Leaving aside brand preferences for
trash bags, this slogan from an old commercial serves as a useful bridge
from our previous reflection of a couple weeks ago regarding the madness
surrounding the men’s college basketball field that continues to narrow
as the month wears on.
We know that, ultimately, only one
team avoids the sadness of defeat altogether and takes home a much-coveted
title: NCAA Men’s Basketball Champion! The resultant March Gladness
is restricted to the winner, and is temporary at best. But we Catholics have
our own source for a similarly seasonal celebration, one that annually
commemorates an event of 2,000-plus years ago.
Every March 25, we celebrate the
Solemnity of the Annunciation (transferred this year, by way of exception,
to March 26). It is no coincidence that this feast day falls exactly nine
months before we celebrate Christ’s birth on Christmas. Mary’s openness to
the message sent to her by God through the angel Gabriel led ultimately to
the birth of Jesus, which was a necessary precursor to the many events of a
holy life that gained for us the gift of salvation. Now that is good
news, and certainly a cause for gladness!
When Mary visited her cousin
Elizabeth, her elation at being pregnant with Jesus was evidenced by her
words: "My soul proclaims the greatness of the Lord; my spirit rejoices in
God my savior" (Lk 1:46-47). This spiritual euphoria is what every true
Christian should experience when contemplating all the great things God has
done, not just for Mary, but for each of us as well.
The event of the Annunciation is a
climactic point of fulfillment of the most important Old Testament
prophecy—namely, that God would send a savior into the world. While we all
realize that there is more to the story, this is where the mystery of the
Incarnation (God becoming man) began: at Nazareth, in Mary’s womb.

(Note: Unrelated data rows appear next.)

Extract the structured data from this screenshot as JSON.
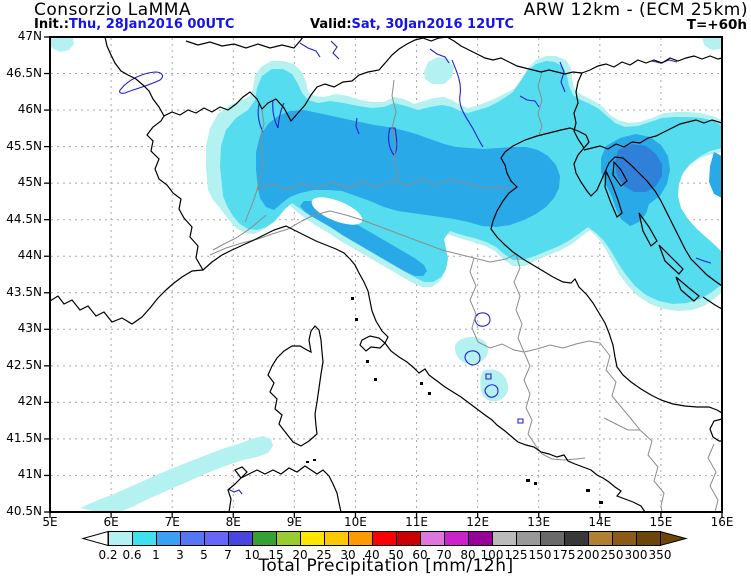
{
  "header": {
    "title": "Consorzio LaMMA",
    "model": "ARW 12km - (ECM 25km)",
    "init_label": "Init.:",
    "init_value": "Thu, 28Jan2016 00UTC",
    "valid_label": "Valid:",
    "valid_value": "Sat, 30Jan2016 12UTC",
    "lead_time": "T=+60h",
    "accent_blue": "#1414E8"
  },
  "map": {
    "lat_labels": [
      "47N",
      "46.5N",
      "46N",
      "45.5N",
      "45N",
      "44.5N",
      "44N",
      "43.5N",
      "43N",
      "42.5N",
      "42N",
      "41.5N",
      "41N",
      "40.5N"
    ],
    "lon_labels": [
      "5E",
      "6E",
      "7E",
      "8E",
      "9E",
      "10E",
      "11E",
      "12E",
      "13E",
      "14E",
      "15E",
      "16E"
    ],
    "precip_levels_shown_mm": [
      0.2,
      0.6,
      1,
      3
    ],
    "precip_colors_shown": [
      "#B4F1F1",
      "#55DCEE",
      "#2AA9E8",
      "#2F80D8"
    ]
  },
  "colorbar": {
    "values": [
      "0.2",
      "0.6",
      "1",
      "3",
      "5",
      "7",
      "10",
      "15",
      "20",
      "25",
      "30",
      "40",
      "50",
      "60",
      "70",
      "80",
      "100",
      "125",
      "150",
      "175",
      "200",
      "250",
      "300",
      "350"
    ],
    "colors": [
      "#B2F2F2",
      "#3FE0F0",
      "#3A9FF5",
      "#5577F5",
      "#6666FA",
      "#4747E0",
      "#33A233",
      "#99CC33",
      "#FFE500",
      "#FFC800",
      "#FF9900",
      "#FF0000",
      "#CC0000",
      "#DD77DD",
      "#CC22CC",
      "#990099",
      "#BBBBBB",
      "#999999",
      "#696969",
      "#383838",
      "#B08030",
      "#8B5A15",
      "#6E4508"
    ],
    "underflow_color": "#FFFFFF",
    "overflow_color": "#6E4508",
    "caption": "Total Precipitation [mm/12h]"
  }
}
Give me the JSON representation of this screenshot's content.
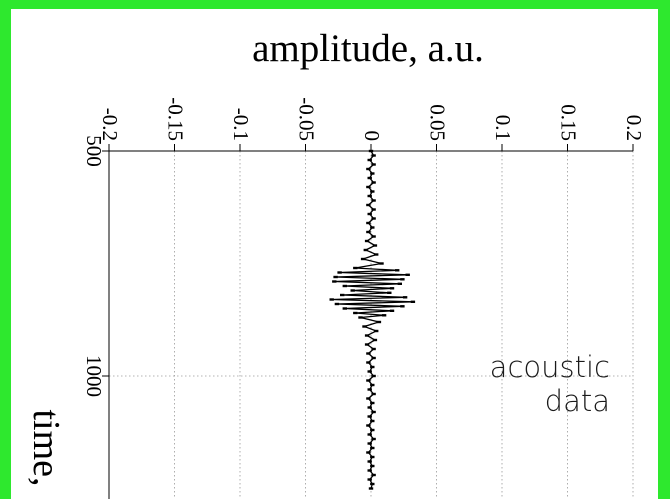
{
  "frame_color": "#2ee82e",
  "chart_data": {
    "type": "scatter",
    "title": "amplitude, a.u.",
    "xlabel": "amplitude, a.u.",
    "ylabel": "time,",
    "x_ticks": [
      -0.2,
      -0.15,
      -0.1,
      -0.05,
      0,
      0.05,
      0.1,
      0.15,
      0.2
    ],
    "x_tick_labels": [
      "-0.2",
      "-0.15",
      "-0.1",
      "-0.05",
      "0",
      "0.05",
      "0.1",
      "0.15",
      "0.2"
    ],
    "y_ticks": [
      500,
      1000
    ],
    "y_tick_labels": [
      "500",
      "1000"
    ],
    "xlim": [
      -0.2,
      0.2
    ],
    "ylim": [
      500,
      1250
    ],
    "y_axis_inverted": true,
    "grid": true,
    "annotation": [
      "acoustic",
      "data"
    ],
    "series": [
      {
        "points": [
          {
            "t": 500,
            "a": 0.0
          },
          {
            "t": 510,
            "a": 0.002
          },
          {
            "t": 520,
            "a": -0.001
          },
          {
            "t": 530,
            "a": 0.002
          },
          {
            "t": 540,
            "a": -0.002
          },
          {
            "t": 550,
            "a": 0.001
          },
          {
            "t": 560,
            "a": -0.001
          },
          {
            "t": 570,
            "a": 0.002
          },
          {
            "t": 580,
            "a": -0.002
          },
          {
            "t": 590,
            "a": 0.001
          },
          {
            "t": 600,
            "a": -0.001
          },
          {
            "t": 610,
            "a": 0.002
          },
          {
            "t": 620,
            "a": -0.002
          },
          {
            "t": 630,
            "a": 0.002
          },
          {
            "t": 640,
            "a": -0.001
          },
          {
            "t": 650,
            "a": 0.002
          },
          {
            "t": 660,
            "a": -0.002
          },
          {
            "t": 670,
            "a": 0.001
          },
          {
            "t": 680,
            "a": -0.002
          },
          {
            "t": 690,
            "a": 0.002
          },
          {
            "t": 700,
            "a": -0.003
          },
          {
            "t": 710,
            "a": 0.003
          },
          {
            "t": 720,
            "a": -0.004
          },
          {
            "t": 730,
            "a": 0.004
          },
          {
            "t": 740,
            "a": -0.006
          },
          {
            "t": 750,
            "a": 0.008
          },
          {
            "t": 760,
            "a": -0.012
          },
          {
            "t": 765,
            "a": 0.02
          },
          {
            "t": 770,
            "a": -0.024
          },
          {
            "t": 775,
            "a": 0.028
          },
          {
            "t": 780,
            "a": -0.027
          },
          {
            "t": 785,
            "a": 0.024
          },
          {
            "t": 790,
            "a": -0.028
          },
          {
            "t": 795,
            "a": 0.022
          },
          {
            "t": 800,
            "a": -0.02
          },
          {
            "t": 805,
            "a": 0.016
          },
          {
            "t": 810,
            "a": -0.014
          },
          {
            "t": 815,
            "a": 0.014
          },
          {
            "t": 820,
            "a": -0.022
          },
          {
            "t": 825,
            "a": 0.026
          },
          {
            "t": 830,
            "a": -0.03
          },
          {
            "t": 835,
            "a": 0.032
          },
          {
            "t": 840,
            "a": -0.026
          },
          {
            "t": 845,
            "a": 0.024
          },
          {
            "t": 850,
            "a": -0.02
          },
          {
            "t": 855,
            "a": 0.016
          },
          {
            "t": 860,
            "a": -0.012
          },
          {
            "t": 865,
            "a": 0.01
          },
          {
            "t": 870,
            "a": -0.008
          },
          {
            "t": 880,
            "a": 0.006
          },
          {
            "t": 890,
            "a": -0.005
          },
          {
            "t": 900,
            "a": 0.004
          },
          {
            "t": 910,
            "a": -0.003
          },
          {
            "t": 920,
            "a": 0.003
          },
          {
            "t": 930,
            "a": -0.003
          },
          {
            "t": 940,
            "a": 0.002
          },
          {
            "t": 950,
            "a": -0.002
          },
          {
            "t": 960,
            "a": 0.002
          },
          {
            "t": 970,
            "a": -0.002
          },
          {
            "t": 980,
            "a": 0.001
          },
          {
            "t": 990,
            "a": -0.001
          },
          {
            "t": 1000,
            "a": 0.002
          },
          {
            "t": 1010,
            "a": -0.002
          },
          {
            "t": 1020,
            "a": 0.001
          },
          {
            "t": 1030,
            "a": -0.001
          },
          {
            "t": 1040,
            "a": 0.002
          },
          {
            "t": 1050,
            "a": -0.002
          },
          {
            "t": 1060,
            "a": 0.001
          },
          {
            "t": 1070,
            "a": -0.001
          },
          {
            "t": 1080,
            "a": 0.002
          },
          {
            "t": 1090,
            "a": -0.001
          },
          {
            "t": 1100,
            "a": 0.001
          },
          {
            "t": 1110,
            "a": -0.002
          },
          {
            "t": 1120,
            "a": 0.001
          },
          {
            "t": 1130,
            "a": -0.001
          },
          {
            "t": 1140,
            "a": 0.002
          },
          {
            "t": 1150,
            "a": -0.001
          },
          {
            "t": 1160,
            "a": 0.001
          },
          {
            "t": 1170,
            "a": -0.002
          },
          {
            "t": 1180,
            "a": 0.001
          },
          {
            "t": 1190,
            "a": -0.001
          },
          {
            "t": 1200,
            "a": 0.001
          },
          {
            "t": 1210,
            "a": -0.001
          },
          {
            "t": 1220,
            "a": 0.002
          },
          {
            "t": 1230,
            "a": -0.001
          },
          {
            "t": 1240,
            "a": 0.001
          },
          {
            "t": 1250,
            "a": 0.0
          }
        ]
      }
    ]
  }
}
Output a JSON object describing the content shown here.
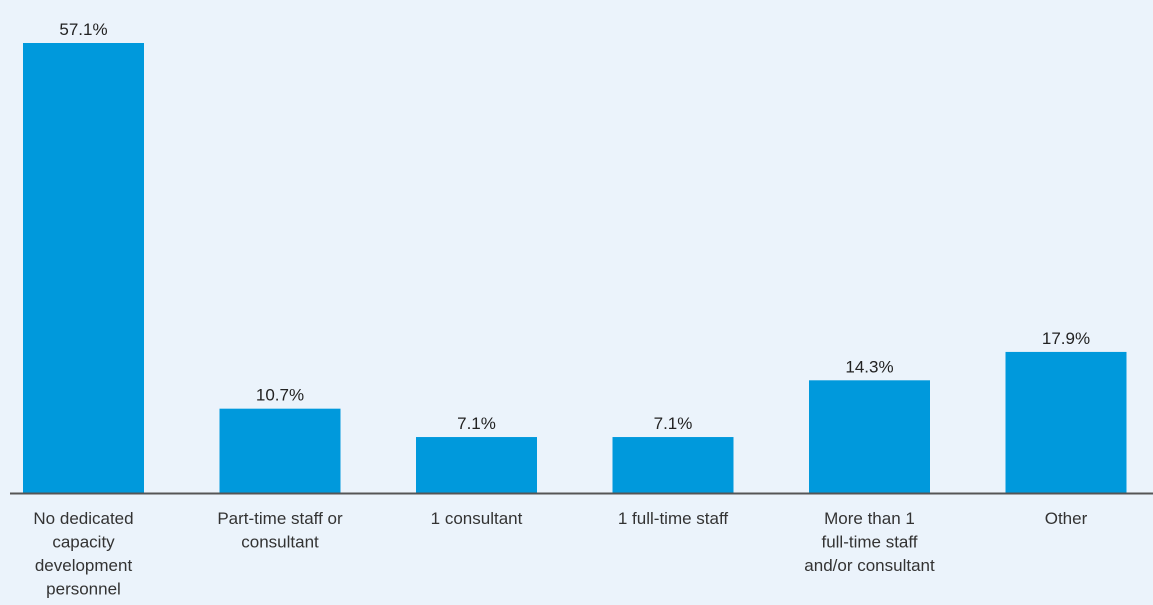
{
  "chart_data": {
    "type": "bar",
    "title": "",
    "xlabel": "",
    "ylabel": "",
    "ylim": [
      0,
      60
    ],
    "grid": false,
    "categories": [
      "No dedicated capacity development personnel",
      "Part-time staff or consultant",
      "1 consultant",
      "1 full-time staff",
      "More than 1 full-time staff and/or consultant",
      "Other"
    ],
    "category_lines": [
      [
        "No dedicated",
        "capacity",
        "development",
        "personnel"
      ],
      [
        "Part-time staff or",
        "consultant"
      ],
      [
        "1 consultant"
      ],
      [
        "1 full-time staff"
      ],
      [
        "More than 1",
        "full-time staff",
        "and/or consultant"
      ],
      [
        "Other"
      ]
    ],
    "values": [
      57.1,
      10.7,
      7.1,
      7.1,
      14.3,
      17.9
    ],
    "value_labels": [
      "57.1%",
      "10.7%",
      "7.1%",
      "7.1%",
      "14.3%",
      "17.9%"
    ],
    "colors": {
      "bar": "#0099dc",
      "axis": "#555555",
      "title": "#1a9ad7",
      "background": "#ebf3fb"
    }
  }
}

As we recite the Nicene Creed at
Mass, we are directed to bow during these words about the Second Person of
the Divine Trinity: "…and by the Holy Spirit was incarnate of the Virgin
Mary, and became man." When celebrating the Annunciation, as on Christmas,
our usual bow is replaced with a genuflection, which slows us down during
this crucial phrase to accentuate its significance for us. Yes, God
really did humble Himself to the highest degree in order to save us from
our sins and provide for us the possibility of entering heaven. Aren’t we
glad He did? We are indeed, and our gladness is demonstrated in part by our
posture of humility when we bend our knee before the Lord God as we profess
and proclaim the doctrine of the Incarnation in the Creed.
And so, for us, the March Gladness
that follows upon March Madness is not at all restricted. In fact, it
must not be so! Our entire faith is grounded in the mystery of the
Incarnation. Our joy should be as evident as that of Mary. Our souls
internally should proclaim the greatness of the Lord, and our lives
externally should rejoice and announce God as our Savior. Such is not the
exclusive domain of Jehovah’s Witnesses or Evangelical Christians. It is—it
must be—the very source of every Christian’s joy. Christ died and
rose for us, and we are glad indeed! Let us not be afraid to show it.